The piece opens with a Talmudic adage that AZR turns into a principle: "By a man's blessings one may tell whether he is a scholar." That is, blessings testify to the one who blesses no less than to the one blessed.
AZR refuses to take pride. He explicitly belittles his own worth, and turns the attention from the man to the community and its aspirations:
"In truth it matters little whether there is anything in me of the praises lavished on me with a generous hand, out of a love that bends the rule... For I am but a small particle, a grain from the heap. What matters is to know what the community aspires to, and above all the community of workers, for it is the vision of their own hearts that they attribute to me." AZR, "On the Blessings," "Kuntres," Adar 5684 (1924).
Reading the greetings, above all those of the young people and the Hebrew worker, AZR recognizes the very synthesis he had labored over all his life. This is perhaps the most concise formulation of his teaching:
"They seek great things: complete harmony between the sanctity of tradition and the moral demands of our generation, the ideal of prophecy and social justice — in short: all that is beautiful and sublime in Israel and in humanity." Ibid.

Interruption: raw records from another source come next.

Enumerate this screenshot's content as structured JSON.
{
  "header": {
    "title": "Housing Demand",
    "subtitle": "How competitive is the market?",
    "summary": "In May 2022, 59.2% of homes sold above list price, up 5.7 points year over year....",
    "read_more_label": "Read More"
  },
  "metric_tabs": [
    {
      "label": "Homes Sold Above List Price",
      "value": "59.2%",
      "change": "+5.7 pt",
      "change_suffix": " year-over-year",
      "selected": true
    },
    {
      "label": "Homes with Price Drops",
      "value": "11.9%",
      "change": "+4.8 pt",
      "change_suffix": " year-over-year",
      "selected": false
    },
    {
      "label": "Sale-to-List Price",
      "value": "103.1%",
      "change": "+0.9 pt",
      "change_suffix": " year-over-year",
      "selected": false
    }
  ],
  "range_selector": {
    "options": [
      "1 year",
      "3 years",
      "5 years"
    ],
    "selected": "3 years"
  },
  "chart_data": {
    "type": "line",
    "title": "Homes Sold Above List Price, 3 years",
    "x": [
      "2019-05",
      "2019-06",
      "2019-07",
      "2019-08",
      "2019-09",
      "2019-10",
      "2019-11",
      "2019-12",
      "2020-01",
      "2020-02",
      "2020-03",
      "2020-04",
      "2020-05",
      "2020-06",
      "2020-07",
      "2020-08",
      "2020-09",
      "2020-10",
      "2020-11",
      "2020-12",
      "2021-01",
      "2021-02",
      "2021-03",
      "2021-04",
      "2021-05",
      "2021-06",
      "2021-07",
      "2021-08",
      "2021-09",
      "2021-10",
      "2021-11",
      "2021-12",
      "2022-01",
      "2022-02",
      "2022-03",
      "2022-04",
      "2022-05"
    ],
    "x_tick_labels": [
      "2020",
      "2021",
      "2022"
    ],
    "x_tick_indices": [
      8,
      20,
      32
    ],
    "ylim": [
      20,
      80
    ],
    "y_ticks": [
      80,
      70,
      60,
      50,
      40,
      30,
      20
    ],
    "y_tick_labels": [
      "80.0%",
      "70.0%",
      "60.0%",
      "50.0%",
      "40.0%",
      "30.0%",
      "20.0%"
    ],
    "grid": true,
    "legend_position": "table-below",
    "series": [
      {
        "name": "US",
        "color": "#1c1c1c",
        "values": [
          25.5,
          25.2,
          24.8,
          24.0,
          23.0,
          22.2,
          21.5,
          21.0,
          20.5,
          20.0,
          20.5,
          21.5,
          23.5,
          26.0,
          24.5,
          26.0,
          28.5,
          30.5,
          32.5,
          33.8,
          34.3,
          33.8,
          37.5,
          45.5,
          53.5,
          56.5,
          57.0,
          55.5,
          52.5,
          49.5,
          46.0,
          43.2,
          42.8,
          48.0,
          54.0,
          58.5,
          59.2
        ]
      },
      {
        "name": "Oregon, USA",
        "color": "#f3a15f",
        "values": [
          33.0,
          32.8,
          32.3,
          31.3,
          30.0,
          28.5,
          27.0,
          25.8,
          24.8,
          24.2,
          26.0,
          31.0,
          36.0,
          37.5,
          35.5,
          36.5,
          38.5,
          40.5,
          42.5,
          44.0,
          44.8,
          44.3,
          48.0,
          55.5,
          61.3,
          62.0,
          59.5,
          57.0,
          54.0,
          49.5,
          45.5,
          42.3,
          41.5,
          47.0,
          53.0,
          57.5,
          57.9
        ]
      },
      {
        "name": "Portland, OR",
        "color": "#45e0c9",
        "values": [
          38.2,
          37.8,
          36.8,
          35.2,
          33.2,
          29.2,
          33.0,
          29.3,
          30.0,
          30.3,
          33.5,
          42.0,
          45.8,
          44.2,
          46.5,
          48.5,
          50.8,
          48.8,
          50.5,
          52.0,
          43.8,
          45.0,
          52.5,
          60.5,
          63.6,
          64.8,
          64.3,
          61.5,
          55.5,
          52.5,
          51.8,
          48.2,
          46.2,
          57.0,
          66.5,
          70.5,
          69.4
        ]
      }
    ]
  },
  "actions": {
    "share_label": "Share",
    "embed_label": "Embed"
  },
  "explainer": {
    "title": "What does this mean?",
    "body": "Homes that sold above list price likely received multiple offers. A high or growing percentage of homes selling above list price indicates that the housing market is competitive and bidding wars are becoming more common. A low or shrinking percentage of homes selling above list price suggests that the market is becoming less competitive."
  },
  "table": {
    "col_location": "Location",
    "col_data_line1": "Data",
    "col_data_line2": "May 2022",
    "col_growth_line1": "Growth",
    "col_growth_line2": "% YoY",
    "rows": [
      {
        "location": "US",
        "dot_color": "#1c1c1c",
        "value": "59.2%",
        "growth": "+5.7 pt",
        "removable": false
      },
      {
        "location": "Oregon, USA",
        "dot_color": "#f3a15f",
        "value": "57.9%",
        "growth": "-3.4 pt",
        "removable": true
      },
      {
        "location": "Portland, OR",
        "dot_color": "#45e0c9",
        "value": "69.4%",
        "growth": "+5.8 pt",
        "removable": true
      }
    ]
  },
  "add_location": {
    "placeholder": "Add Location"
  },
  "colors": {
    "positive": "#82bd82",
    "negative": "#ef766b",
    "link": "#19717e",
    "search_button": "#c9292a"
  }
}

And from this he draws an encouraging moral conclusion: the aspiration itself is already the beginning of its fulfillment.
"It is clear to me that whoever has such an aspiration, such a vision of the heart, already carries within himself, buried in the soil of his soul, the seed of blessing of all the good he aspires to. And that is a great and gladdening moral advance." Ibid.
AZR draws a sharp contrast between the Diaspora youth of the past, who spent their strength on a Russian matriculation certificate in order to "earn a comfortable living," and the youth of his own generation building the Land through labor. This is the heart of his optimism.
"Those young men crammed with all their might the meager textbooks of the Slavic tongue... in the hope of afterwards earning a comfortable living... and those young men never sensed or felt that they were preparing themselves to become parasites, eaters of other men's toil." Ibid.
"We now see the aspiration of our people's youth of today, who come to build the Land of Israel through creative labor, and to prepare for their people a foundation of moral existence in brotherhood, in equality, in mutual aid, in a Hebrew and human culture." Ibid.
In closing, AZR answers the young people in the language of mutual giving, and summons a precious piece of firsthand testimony: words spoken by Albert Einstein during his visit to the Land (1923), in his address to the workers in Tel Aviv.
"From the sheaves of light streaming out of your young souls... the small spark within my own heart was kindled, and I repeat to you the words spoken to you by the genius of science of our generation, Prof. Einstein, at the workers' assembly in Tel Aviv: 'I have received from you more than I have given you.'" Ibid. (Einstein visited the Land in February 1923.)
And he closes with an inverted blessing, in which the old man asks to become like the young, and not the other way around:
"Ascend, friends, higher and higher — and I, with your help, will climb after you, until we merit to see Zion rebuilt in its economic and ideal wholeness. Bound to you in bonds of everlasting love." Ibid.